What follows is a closer look at the projects taking part in MECAS 2026.

Cine Casi Hecho

“The Spoon” (“Der Löffel,” Nele Wohlatz, Germany)
A young Taiwanese woman arrives at an alternative agricultural project in rural northern Germany and discovers a swastika engraved on her spoon. From there, the film unfolds through a series of episodes shaped by displacement, awkward encounters and the frictions of contemporary Germany. Wohlatz previously broke out with “The Future Perfect,” which won Locarno’s prize for best first feature.

“Karl Marx, Luanda” (Kiluanji Kia Henda, Angola)
In his first feature, Kiluanji Kia Henda imagines the return of Marxism to Angola through public debate, urban interventions and personal stories. The project brings together satire and documentary to move across memory, ideology and political contradiction. Kia Henda is a Luanda-based artist whose work spans photography, video and performance.

“La Belleza” (Marina Lameiro, Spain)
Blurring documentary and fiction, the film follows five figures bound by precariousness, desire and shared vulnerability. Through conversations, everyday gestures and speculative fabulation, it looks for forms of community and tenderness. Lameiro previously directed “Young & Beautiful.”

“La Cuestión Criminal” (Matías Ítalo Scarvaci, Argentina-Chile)
An actor, Marcelo Subiotto, and a group of citizens are secretly brought together to form a parallel jury deliberating alongside the official jury in a real criminal case. As the two processes move toward different verdicts, the film turns judgment itself into the center of the story. Scarvaci’s project “Hijas” won the Cine Casi Hecho prize in Las Palmas in 2024.

“Las Antigüedades” (Manque La Banca, Argentina)
Set between La Plata and Berlin, the film begins with the sale of a family home after the death of a grandmother and opens into a search for the director’s missing trans sister. Family memory, migration and absence drive the project’s movement between places and generations. Produced by Argentina’s Pionera Cine and Un Puma, whose credits include “Esquí” and “El auge del humano 3.”

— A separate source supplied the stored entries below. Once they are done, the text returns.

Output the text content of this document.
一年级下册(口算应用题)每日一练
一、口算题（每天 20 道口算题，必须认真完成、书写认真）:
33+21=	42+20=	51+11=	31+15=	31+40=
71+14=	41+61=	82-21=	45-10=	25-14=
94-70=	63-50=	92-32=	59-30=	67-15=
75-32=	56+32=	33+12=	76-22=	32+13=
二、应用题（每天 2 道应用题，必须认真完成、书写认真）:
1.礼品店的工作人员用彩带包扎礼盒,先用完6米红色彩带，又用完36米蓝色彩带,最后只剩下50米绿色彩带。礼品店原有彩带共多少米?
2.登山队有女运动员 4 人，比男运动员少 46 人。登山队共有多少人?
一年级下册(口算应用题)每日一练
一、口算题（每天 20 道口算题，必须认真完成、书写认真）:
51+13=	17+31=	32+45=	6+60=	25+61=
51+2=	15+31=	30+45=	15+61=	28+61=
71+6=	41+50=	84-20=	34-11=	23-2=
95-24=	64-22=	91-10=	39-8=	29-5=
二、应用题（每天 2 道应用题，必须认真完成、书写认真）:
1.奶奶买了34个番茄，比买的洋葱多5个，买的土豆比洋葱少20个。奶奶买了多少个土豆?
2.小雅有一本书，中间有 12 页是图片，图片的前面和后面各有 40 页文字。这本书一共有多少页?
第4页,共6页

“Leandro Flores” (Mateo Kesselman, Spain-Argentina)
This first feature explores death and vulnerability through the memories of a close-knit group of teenagers trying to absorb the loss of a charismatic friend. Rather than centering a single protagonist, the film builds from shared grief and collective remembrance. It previously passed through Gijón’s lab Semilleru and Galicia’s Ventura development program.

“Point and Shoot” (Antonia Hollman, Colombia)
Hollman’s first feature starts from a stark premise: “This is a film about the past. Everything has to die.” The project centers on memory, disappearance and ending.

“To the Future” (“Al futuro,” Paz Fábrega, Costa Rica-Spain-Uruguay)
Caught between childcare, financial pressure and creative impulse, a filmmaker turns the camera toward her own life and that of her children. The film moves across documentary and fiction as it asks how creativity survives motherhood and whether it can be passed on. Fábrega, backed here by Temporal Films, La Mayor and Edna Cinema, previously won a Tiger Award at Rotterdam for “Agua fría de mar.”

Terrero Lab

“La Mala Gent” (Amat Vallmajor del Pozo, Spain)
Set in a Barcelona shaped by housing crisis, the film follows a delivery worker on the verge of eviction who must find her missing flatmate-landlord after she is abducted by a criminal group tied to the city’s property market. The premise brings together urban precariousness, conspiracy and genre mechanics. It is Vallmajor del Pozo’s second feature, after “Misión a Marte.”

“Omágua Kambeba” (Adanilo, Brazil)
Spanning 1542, 1988 and 2023, the film follows three generations of the Kambeba people resisting the long consequences of European invasion and dispossession. Its contemporary thread centers on Inha Kambeba as she represents Brazil in the World Archery Games. The project won two awards at Brazil CineMundi in 2025, including the Mecas prize.

“Rua Barcelona” (Ángela Andrada, Spain)
Set in A Coruña during the 2012 economic crisis, the film follows a 52-year-old woman whose routine is disrupted by the return of her niece from Australia after a family death. Grief opens the way to a reckoning with place, stasis and deferred desire. Andrada won the 2023 SGAE Julio Alejandro Screenwriting Prize for “Adeus, Berta,” co-written with Fernando Tato.